We run the algorithm several times to determine the divergence rate of the clustered groups of topics–viewpoints. The algorithm is run with both the combination of JTV and Algorithm 1 (JTV \(+\) constrained clustering) and TAM for purpose of comparison. Table 6 reports the rates of divergence after 100 runs of the combined JTV \(+\) constrained clustering and TAM models. Our combination outperforms TAM with respect to five datasets (OC, AW, GM1, GM2 and IP1). The differences in divergence rates, in this case, are significant, reaching an average of 33 %. For the Israel–Palestine 2 dataset, TAM seems to achieve a slightly better performance. In fact, the structure of documents contained in this corpus is different from the one corresponding to the documents in the remaining five corpora. It mostly includes interview articles in the form of question–answer pairs. This may explain the obtained low rate of viewpoint divergence in the case of JTV \(+\) constrained clustering combination.

Table 6 Viewpoint divergence rates derived after 100 runs of Algorithm 2

8 Conclusion and future work

We suggested a fine-grained probabilistic framework for improving the quality of opinion mining from different types of contention texts. We proposed a Joint Topic Viewpoint model (JTV) for the unsupervised detection of arguing expressions. Unlike common approaches, the proposed model focuses on arguing expressions that are implicitly described in unstructured text according to the latent topics they discuss and the implicit viewpoints they voice. We also implemented a clustering algorithm which gets as input the learned topic–viewpoint pairs from JTV and group them according to their voiced viewpoint. The qualitative and quantitative assessments of the model’s output show a good capacity of JTV in handling different contentious issues when compared to similar models. Moreover, analysis of the experimental results shows the effectiveness of the proposed model to automatically and accurately detect recurrent and relevant patterns of arguing expressions. The automatic coherence evaluation, using the newly introduced framework [27], demonstrates a decent interpretability of arguing expressions generated by the combination JTV and the constrained clustering algorithm.

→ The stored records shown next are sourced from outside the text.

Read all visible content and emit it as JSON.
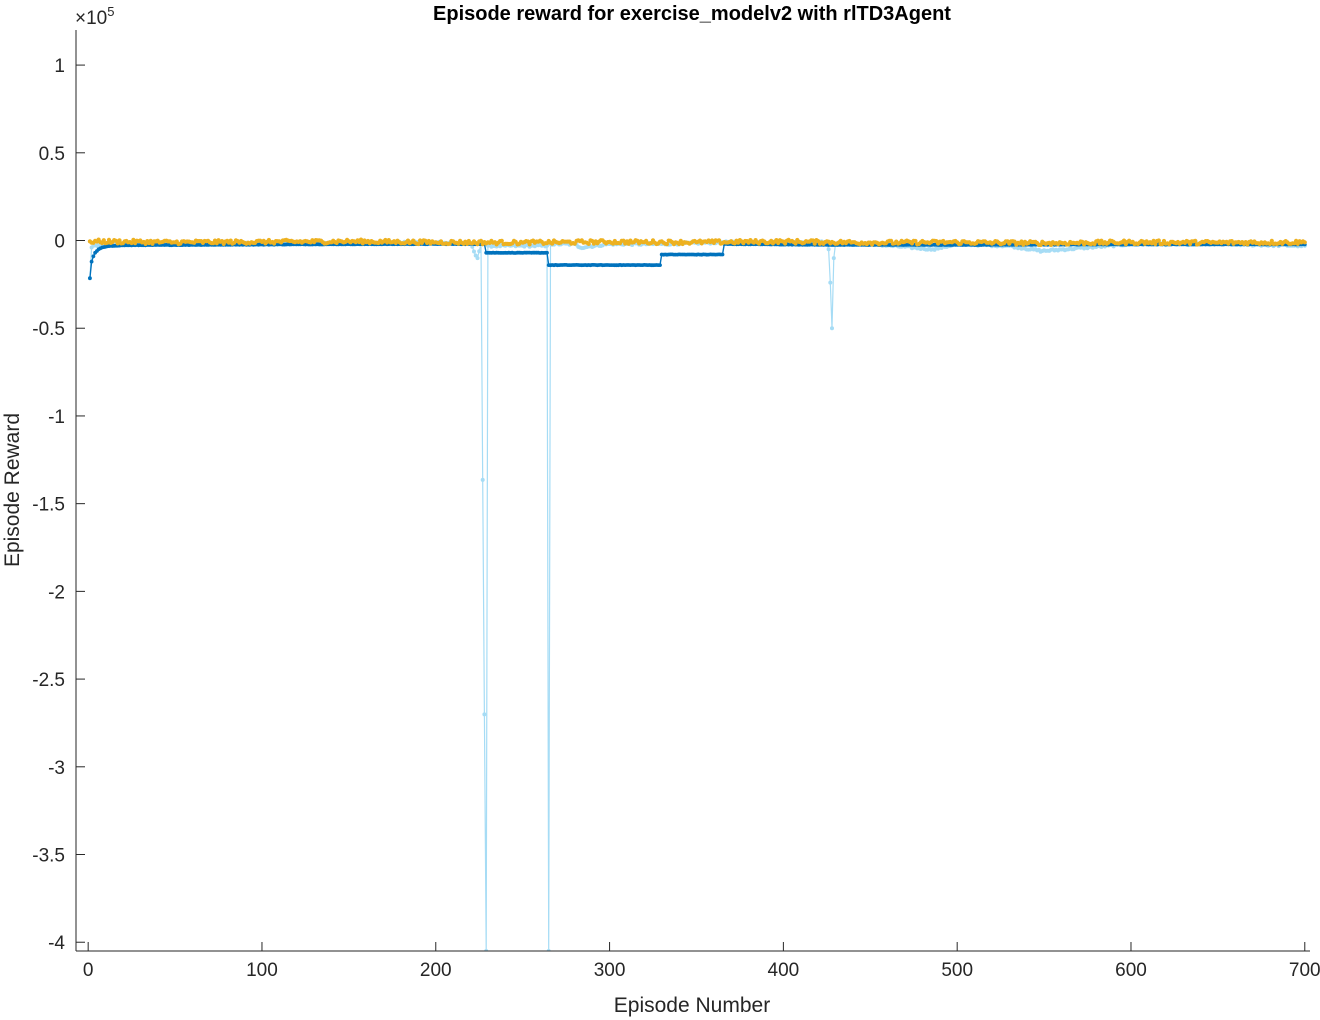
{
  "chart_data": {
    "type": "line",
    "title": "Episode reward for exercise_modelv2 with rlTD3Agent",
    "xlabel": "Episode Number",
    "ylabel": "Episode Reward",
    "y_exponent_base": "×10",
    "y_exponent_power": "5",
    "xlim": [
      -7,
      703
    ],
    "ylim": [
      -4.05,
      1.2
    ],
    "xticks": [
      0,
      100,
      200,
      300,
      400,
      500,
      600,
      700
    ],
    "xtick_labels": [
      "0",
      "100",
      "200",
      "300",
      "400",
      "500",
      "600",
      "700"
    ],
    "yticks": [
      1,
      0.5,
      0,
      -0.5,
      -1,
      -1.5,
      -2,
      -2.5,
      -3,
      -3.5,
      -4
    ],
    "ytick_labels": [
      "1",
      "0.5",
      "0",
      "-0.5",
      "-1",
      "-1.5",
      "-2",
      "-2.5",
      "-3",
      "-3.5",
      "-4"
    ],
    "grid": false,
    "legend": "none",
    "colors": {
      "episode_reward": "#a6dcf5",
      "average_reward": "#0072bd",
      "episode_q0": "#edb120"
    },
    "series": [
      {
        "key": "episode_reward",
        "points": [
          [
            1,
            -0.215
          ],
          [
            2,
            -0.04
          ],
          [
            3,
            -0.03
          ],
          [
            10,
            -0.025
          ],
          [
            50,
            -0.02
          ],
          [
            80,
            -0.02
          ],
          [
            100,
            -0.015
          ],
          [
            150,
            -0.015
          ],
          [
            200,
            -0.01
          ],
          [
            220,
            -0.02
          ],
          [
            224,
            -0.1
          ],
          [
            226,
            -0.02
          ],
          [
            229,
            -4.05
          ],
          [
            230,
            -0.03
          ],
          [
            240,
            -0.03
          ],
          [
            255,
            -0.03
          ],
          [
            264,
            -0.03
          ],
          [
            265,
            -4.05
          ],
          [
            266,
            -0.02
          ],
          [
            280,
            -0.02
          ],
          [
            283,
            -0.04
          ],
          [
            300,
            -0.02
          ],
          [
            330,
            -0.02
          ],
          [
            365,
            -0.01
          ],
          [
            400,
            -0.01
          ],
          [
            425,
            -0.01
          ],
          [
            426,
            -0.05
          ],
          [
            427,
            -0.24
          ],
          [
            428,
            -0.5
          ],
          [
            429,
            -0.1
          ],
          [
            430,
            -0.02
          ],
          [
            450,
            -0.02
          ],
          [
            486,
            -0.05
          ],
          [
            500,
            -0.02
          ],
          [
            530,
            -0.03
          ],
          [
            549,
            -0.06
          ],
          [
            600,
            -0.02
          ],
          [
            650,
            -0.02
          ],
          [
            700,
            -0.03
          ]
        ]
      },
      {
        "key": "average_reward",
        "points": [
          [
            1,
            -0.215
          ],
          [
            2,
            -0.12
          ],
          [
            3,
            -0.09
          ],
          [
            4,
            -0.07
          ],
          [
            6,
            -0.05
          ],
          [
            8,
            -0.04
          ],
          [
            12,
            -0.032
          ],
          [
            20,
            -0.027
          ],
          [
            60,
            -0.025
          ],
          [
            120,
            -0.022
          ],
          [
            200,
            -0.02
          ],
          [
            228,
            -0.02
          ],
          [
            229,
            -0.07
          ],
          [
            264,
            -0.07
          ],
          [
            265,
            -0.14
          ],
          [
            329,
            -0.14
          ],
          [
            330,
            -0.08
          ],
          [
            365,
            -0.08
          ],
          [
            366,
            -0.02
          ],
          [
            430,
            -0.025
          ],
          [
            500,
            -0.025
          ],
          [
            600,
            -0.022
          ],
          [
            700,
            -0.022
          ]
        ]
      },
      {
        "key": "episode_q0",
        "points": [
          [
            1,
            -0.005
          ],
          [
            50,
            -0.01
          ],
          [
            100,
            -0.008
          ],
          [
            150,
            -0.005
          ],
          [
            200,
            -0.01
          ],
          [
            250,
            -0.012
          ],
          [
            300,
            -0.008
          ],
          [
            350,
            -0.01
          ],
          [
            400,
            -0.006
          ],
          [
            450,
            -0.012
          ],
          [
            500,
            -0.01
          ],
          [
            550,
            -0.015
          ],
          [
            600,
            -0.01
          ],
          [
            650,
            -0.012
          ],
          [
            700,
            -0.01
          ]
        ]
      }
    ]
  }
}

JTV assumes that each topic is discussed with different proportions according to the endorsed viewpoint. Some topics may be specific to only one particular viewpoint. In this case, the corresponding generated topic–viewpoint pairs can be redundant or contain incoherent topical information. This would later mislead the arguing expression clustering task. Future work should relax this assumption in order to enhance the topicality and viewpoint coherence of extracted topic–viewpoint pairs, as well as the arguing phrases. Moreover, automatically finding the optimal numbers of topics and viewpoint remains an open problem. Extention of JTV based on nonparametric Bayesian models, e.g., hierarchical Dirichlet processes [31], can be considered.

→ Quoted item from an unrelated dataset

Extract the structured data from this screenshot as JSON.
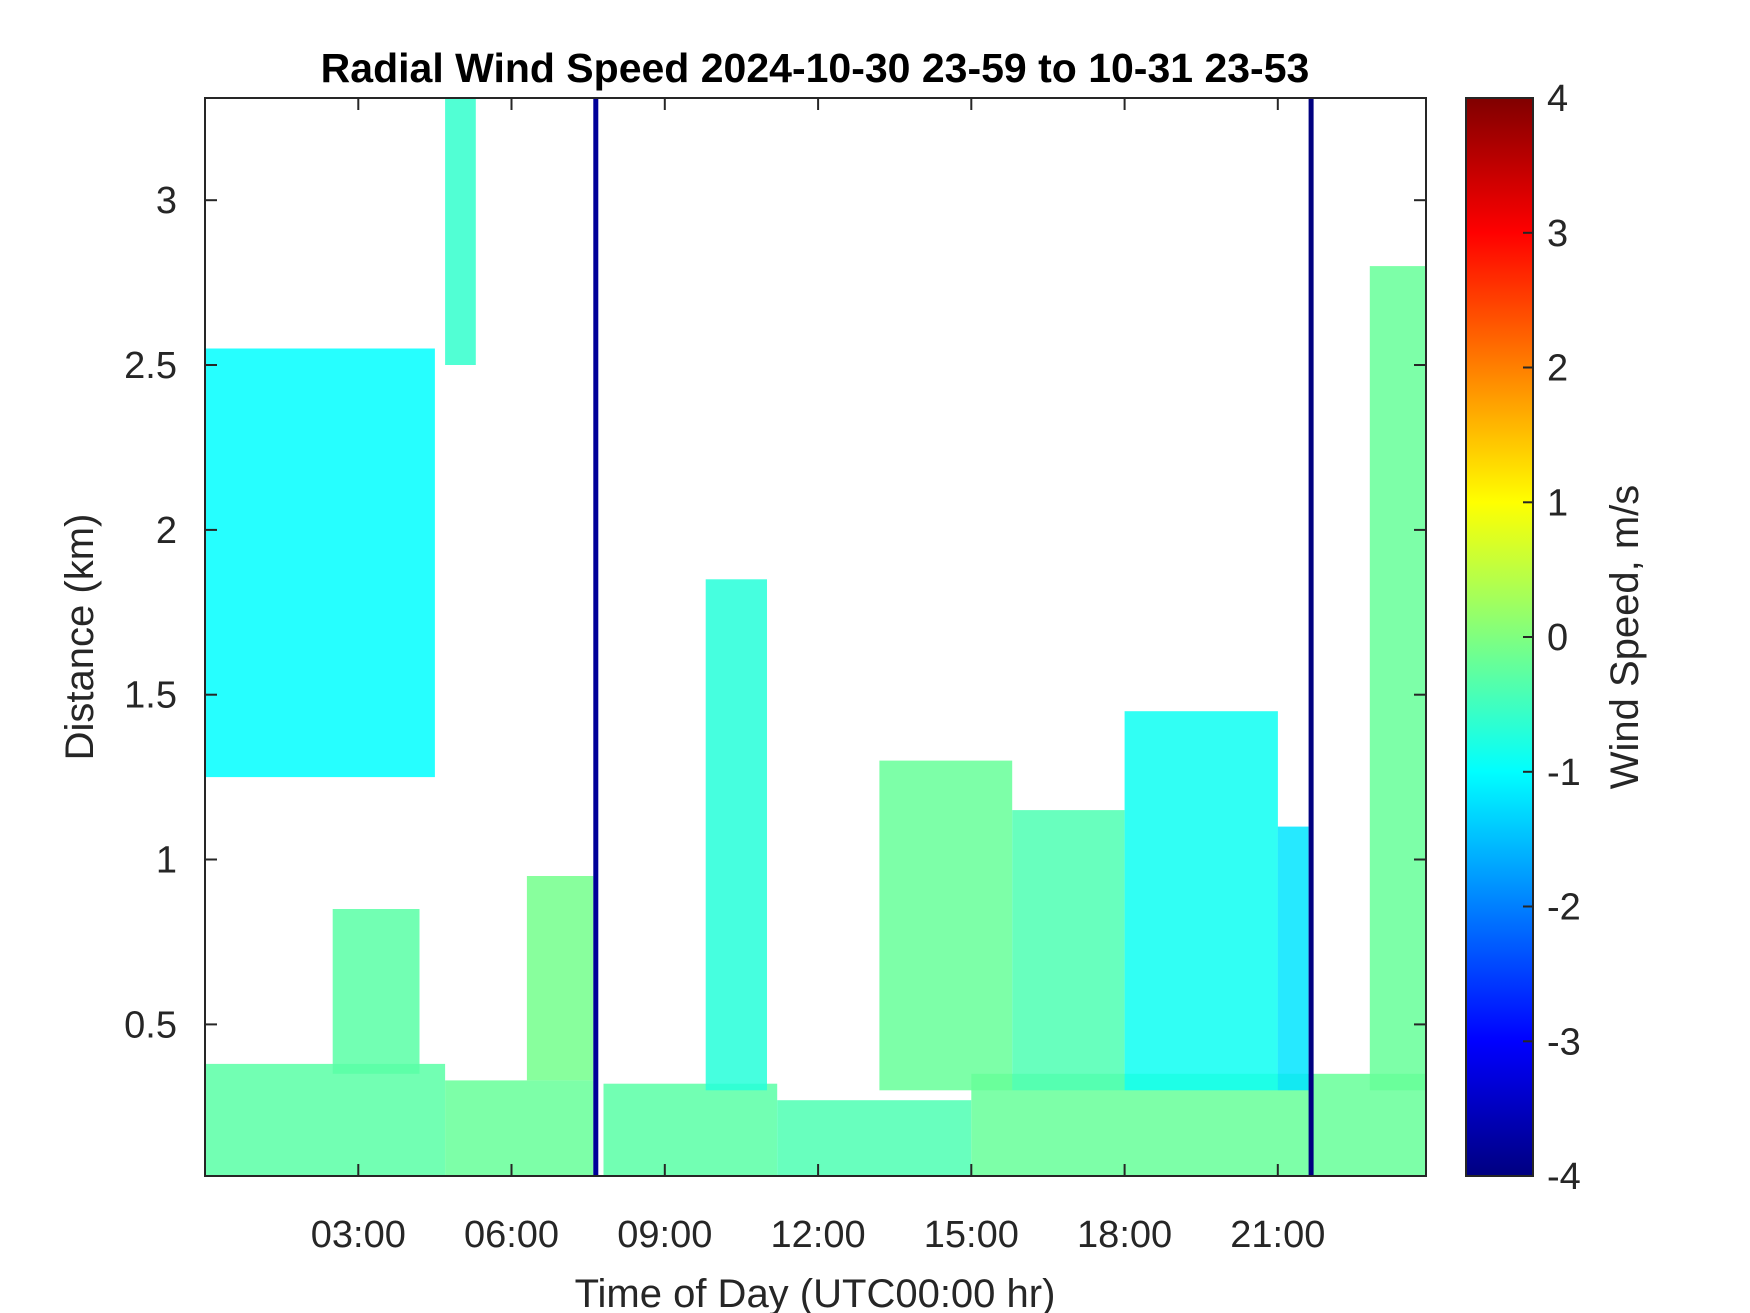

Another future study needs to focus on the generation of the snippet–summary of arguing expressions (see Table 2) given the generated topic–viewpoint terms and the clustering output (see Table 4). In the qualitative evaluation (Sect. 7.1), the induced terms were used to search for potential relevant sentences to the topic–viewpoint in the original corpus. The task of selecting the adequate informative snippets or sentences from a query to the original text should be automated using extractive summary and information retrieval techniques. Moreover, the reference summaries as a ground truth of the used contentious corpora, or the issues themselves, have to be created by human experts for the automatic summary evaluation.